Author(s): Ferreira,André ; Calado,Rebeca ; Cardoso,José Carlos ; Galvão,Ana ; Alves,Rui
Date: 2025
Origin: SciELO Portugal
Subject(s): Calciphylaxis/etiology; Calciphylaxis/therapy; Renal Dialysis; Renal Insufficiency, Chronic/complications
Author(s): Ferreira,André ; Calado,Rebeca ; Cardoso,José Carlos ; Galvão,Ana ; Alves,Rui
Date: 2025
Origin: SciELO Portugal
Subject(s): Calciphylaxis/etiology; Calciphylaxis/therapy; Renal Dialysis; Renal Insufficiency, Chronic/complications
Abstract Calciphylaxis is a rare life‑threatening vasculopathy resulting from calcium deposition in the arteriolar microvasculature of the deep dermis and subcutaneous adipose tissue, mainly occurring in end‑stage kidney disease (ESKD) treated with maintenance dialysis.
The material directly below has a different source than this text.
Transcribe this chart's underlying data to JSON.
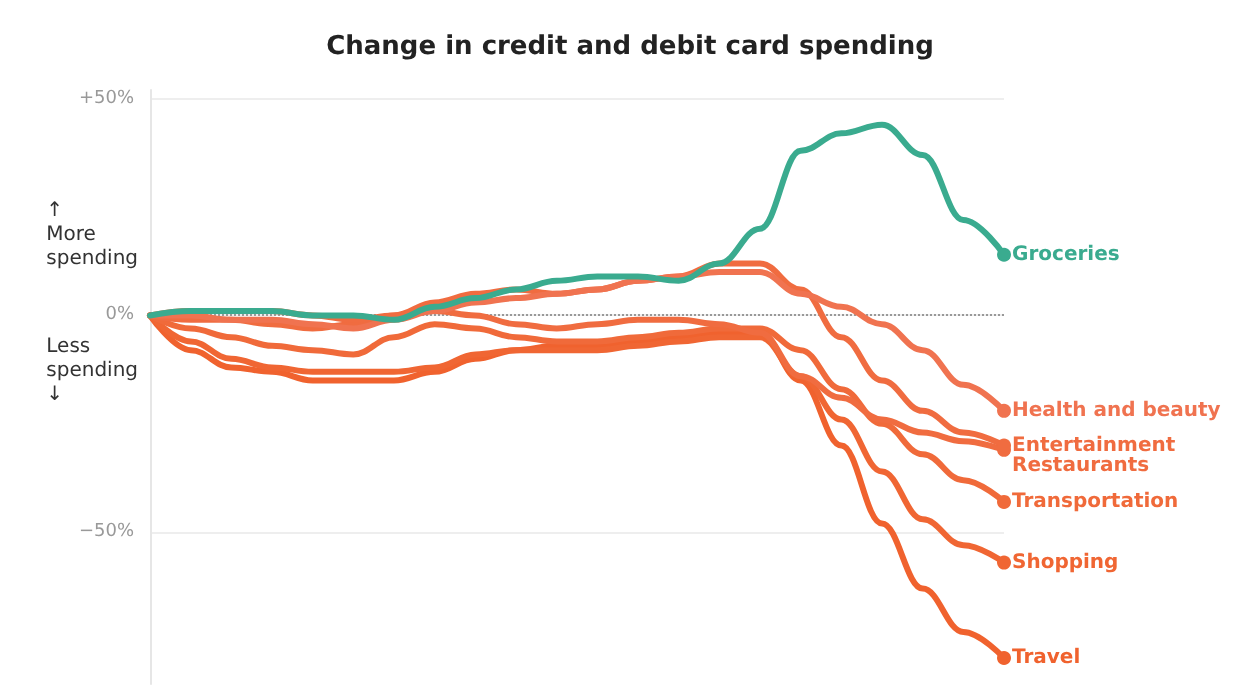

Calciphylaxis in patients without ESKD is even rarer, which makes the diagnosis of calciphylaxis challenging in this population. In patients with any stage of kidney disease, there should be high clinical suspicion of calciphylaxis after the appearance of painful nodules, indurated plaques, dusky livedoid plaques, or nonblanching retiform purpura. We present a clinical case of a 75‑year‑old female with stable stage 5 chronic kidney disease who developed an ulcerated skin lesion on the posterior surface of the right lower limb, in whom calciphylaxis was not initially suspected because several common risk factors were not present, such as maintenance dialysis, altered calcium‑phosphate product or warfarin use. A biopsy‑proven diagnosis of calciphylaxis was made. Re‑epithelialization of the ulcerated lesions was achieved after the induction of haemodialysis, administering sodium thiosulfate in each dialysis session, wound care, and pain control through a multidisciplinary approach. Early identification and directed therapy initiation may be lifesaving in a disease that portends an ominous prognosis.